We can run a test campaign for you, or you can download our playbook for free and do it yourself.
If you want the free version of this methodology, start with a social media account. Don’t worry so much about branding. Instead focus on the positioning statement. Testing via organic social will take much longer, maybe several months, before you start to see real traction. But it's free!
Ads simply accelerate the process of finding crucial insights about your target audience. In either case we’re working to learn A) if anyone is interested in our offering, B) who they are and what their deal is. Such that we can craft the offering for them, addressing their deeper concerns.
Try not to rely too heavily on any one platform, since they could change an algorithm or policy without notice. It's good business practice to develop assets you wholly control. We’re aware of the irony of relying on Google Ads, but we’re also working under the assumptions that many people use Google to find things, and since Ads are Google’s main source of revenue they won’t be going anywhere anytime soon.
Be open to all testing for traction in all acquisition channels. The aim is to find You may see a level of interest in testing through one marketing channel (e.g. ads, organic social, events, etc),
Build an MVP to start iterating
This MVP stands for minimum viable product, an element of lean startup methodologies.
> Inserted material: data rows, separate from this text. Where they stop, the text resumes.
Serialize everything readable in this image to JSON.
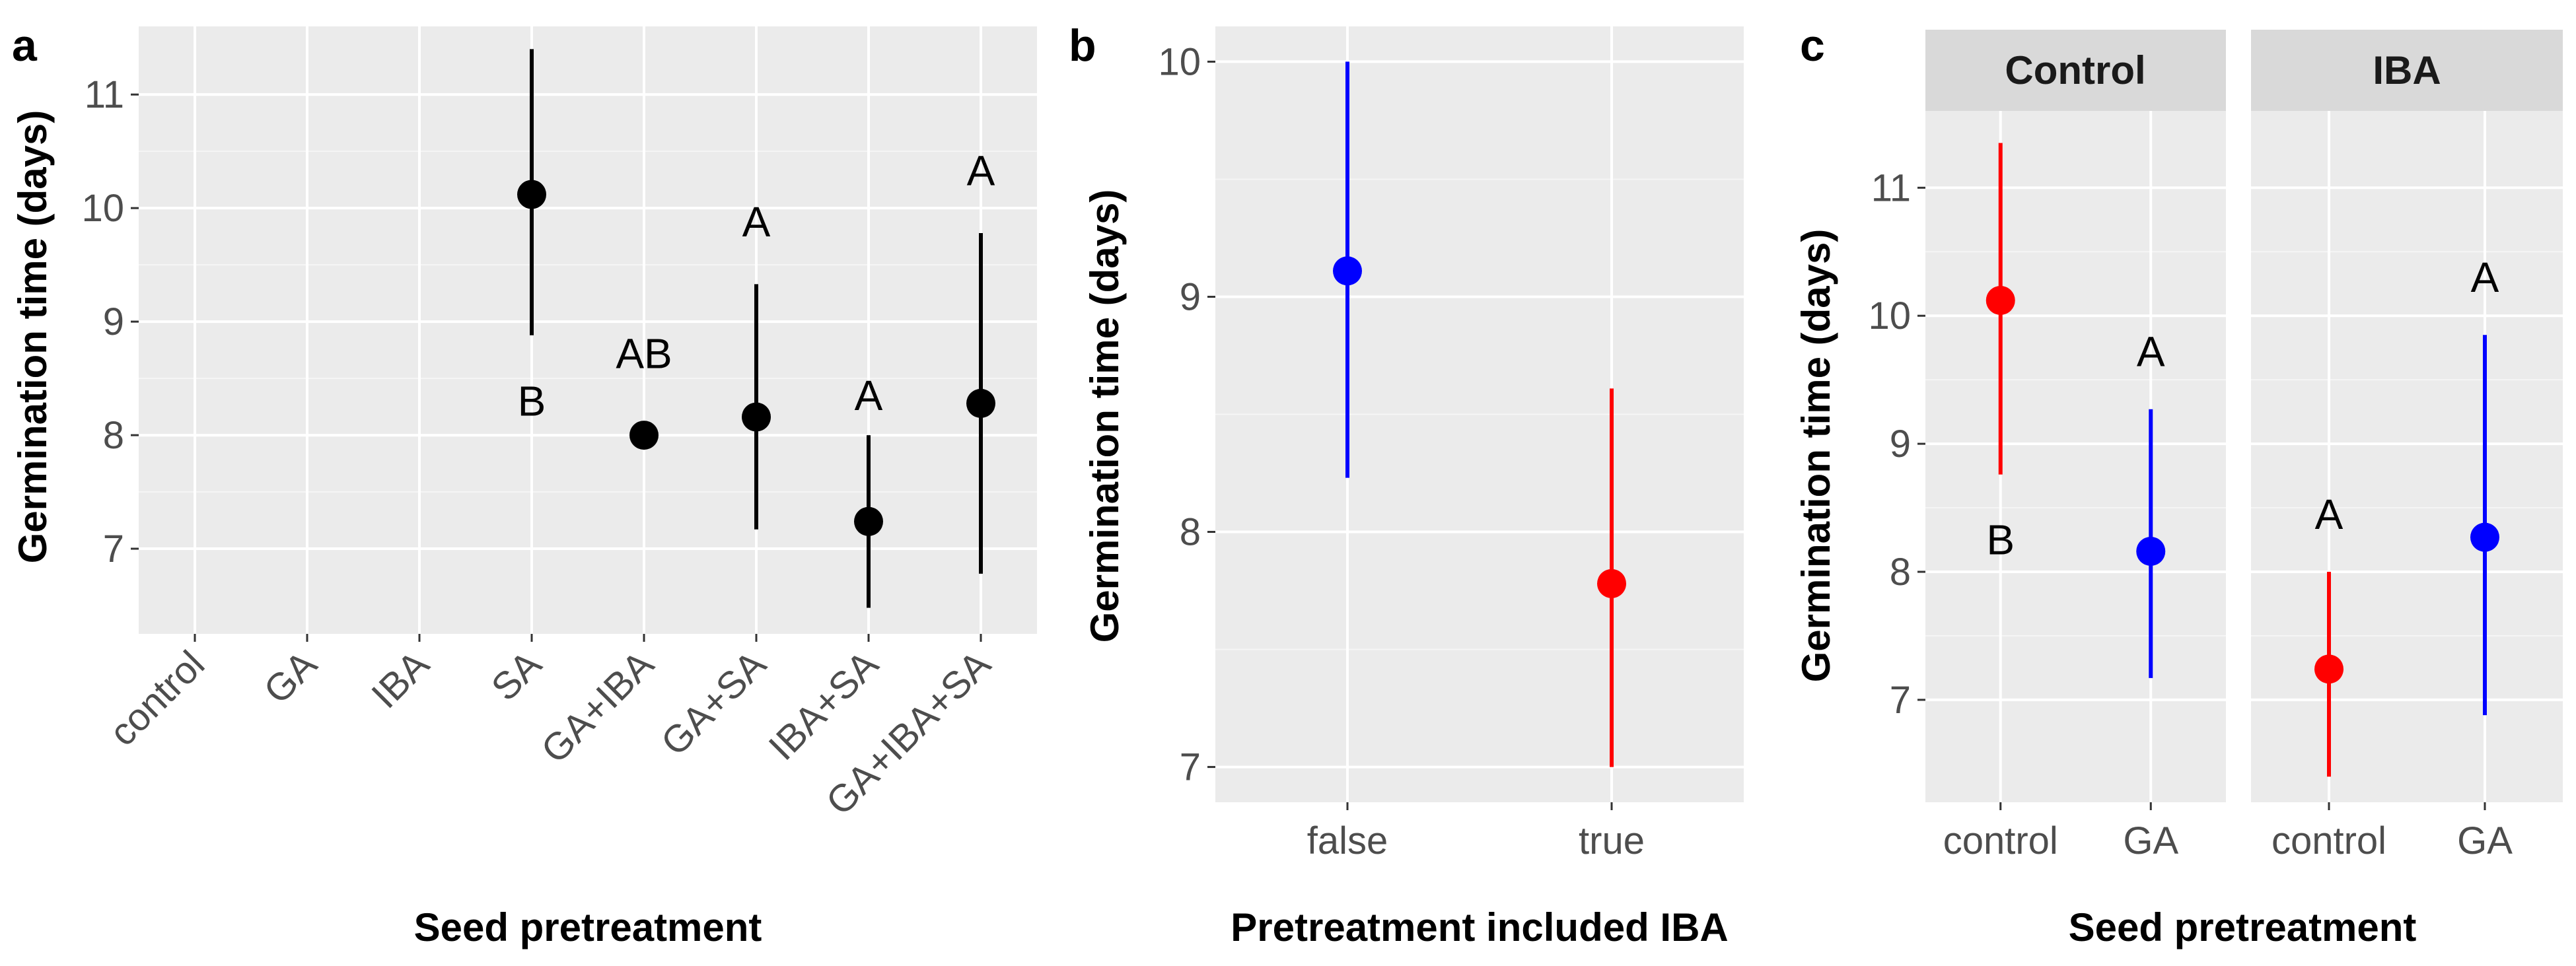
{
  "chart_data": [
    {
      "panel": "a",
      "type": "scatter",
      "subtype": "pointrange",
      "title": "",
      "xlabel": "Seed pretreatment",
      "ylabel": "Germination time (days)",
      "categories": [
        "control",
        "GA",
        "IBA",
        "SA",
        "GA+IBA",
        "GA+SA",
        "IBA+SA",
        "GA+IBA+SA"
      ],
      "ylim": [
        6.25,
        11.6
      ],
      "yticks": [
        7,
        8,
        9,
        10,
        11
      ],
      "grid": true,
      "color": "#000000",
      "points": [
        {
          "x": "SA",
          "y": 10.12,
          "ymin": 8.88,
          "ymax": 11.4,
          "label": "B",
          "label_y": 8.3
        },
        {
          "x": "GA+IBA",
          "y": 8.0,
          "ymin": 8.0,
          "ymax": 8.0,
          "label": "AB",
          "label_y": 8.72
        },
        {
          "x": "GA+SA",
          "y": 8.16,
          "ymin": 7.17,
          "ymax": 9.33,
          "label": "A",
          "label_y": 9.88
        },
        {
          "x": "IBA+SA",
          "y": 7.24,
          "ymin": 6.48,
          "ymax": 8.0,
          "label": "A",
          "label_y": 8.35
        },
        {
          "x": "GA+IBA+SA",
          "y": 8.28,
          "ymin": 6.78,
          "ymax": 9.78,
          "label": "A",
          "label_y": 10.33
        }
      ]
    },
    {
      "panel": "b",
      "type": "scatter",
      "subtype": "pointrange",
      "title": "",
      "xlabel": "Pretreatment included IBA",
      "ylabel": "Germination time (days)",
      "categories": [
        "false",
        "true"
      ],
      "ylim": [
        6.85,
        10.15
      ],
      "yticks": [
        7,
        8,
        9,
        10
      ],
      "grid": true,
      "points": [
        {
          "x": "false",
          "y": 9.11,
          "ymin": 8.23,
          "ymax": 10.0,
          "color": "#0000ff"
        },
        {
          "x": "true",
          "y": 7.78,
          "ymin": 7.0,
          "ymax": 8.61,
          "color": "#ff0000"
        }
      ]
    },
    {
      "panel": "c",
      "type": "scatter",
      "subtype": "pointrange-faceted",
      "title": "",
      "xlabel": "Seed pretreatment",
      "ylabel": "Germination time (days)",
      "categories": [
        "control",
        "GA"
      ],
      "ylim": [
        6.2,
        11.6
      ],
      "yticks": [
        7,
        8,
        9,
        10,
        11
      ],
      "grid": true,
      "facets": [
        {
          "name": "Control",
          "points": [
            {
              "x": "control",
              "y": 10.12,
              "ymin": 8.76,
              "ymax": 11.35,
              "color": "#ff0000",
              "label": "B",
              "label_y": 8.25
            },
            {
              "x": "GA",
              "y": 8.16,
              "ymin": 7.17,
              "ymax": 9.27,
              "color": "#0000ff",
              "label": "A",
              "label_y": 9.72
            }
          ]
        },
        {
          "name": "IBA",
          "points": [
            {
              "x": "control",
              "y": 7.24,
              "ymin": 6.4,
              "ymax": 8.0,
              "color": "#ff0000",
              "label": "A",
              "label_y": 8.45
            },
            {
              "x": "GA",
              "y": 8.27,
              "ymin": 6.88,
              "ymax": 9.85,
              "color": "#0000ff",
              "label": "A",
              "label_y": 10.3
            }
          ]
        }
      ]
    }
  ]
}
If it's a system or product you’re thinking about selling, start with spreadsheets and no-code automation. If it's a service, do it all manually, yourself. The goal here isn't to take over the world, it's to learn from your audience.
You want to stay in the trenches of customer support and success for as long as you can. Go talk to your (prospective) customer and listen. Ask short, open ended questions and let them do all the talking.
Take insights from your audience and fold that into product development. Craft the solution over many revisions to suit your audience’s needs.
Don't quit your day job
One of the main differences between a small business and a large one is that the owner decided to stop pushing for growth.
To start a small business, you run through this process and once you hit your goal you can coast. To start a large business, don’t stop until you hit Mars.
We don't all need to be the next Bezos or Musk. $1,000 extra per month makes a huge difference to most people. There are many examples of people working on lean businesses that do just this. And most of these founders, side hustlers and indie hackers are still holding down a normal 9-to-5 job.
Incorporate and make it official
Think about what you really want in life and start with that end in mind. Is it more freedom in some capacity, a creative outlet, early retirement, investing, travel, funding a hobby, quitting your job? Use the five-fold why technique.
It’s probably not a shiny new business card that’ll bring you fulfillment. Plus, you’ll need a good reason to burn the midnight oil and work weekends.
But once you're making enough extra cash to consistently cover your household overhead and goals, then you can go all-in on this new business idea and wrap up other income generating activities. Only after you accomplish all of the above would we recommend going through the next steps of incorporation.
Remember the world of business is rapidly changing. Despite the complexity this brings, we also now have many new tools to help out. The internet, software and lean startup methodologies are accelerating the iterative learning process. So start with a problem you're already familiar with. Validate using lean market research to measure demand and identify the target audience. Start small with an MVP and iterate to greatness. Don't quit your day job, these projects are more flexible than ever before. Then finally, and only if you really want, make it official and go big.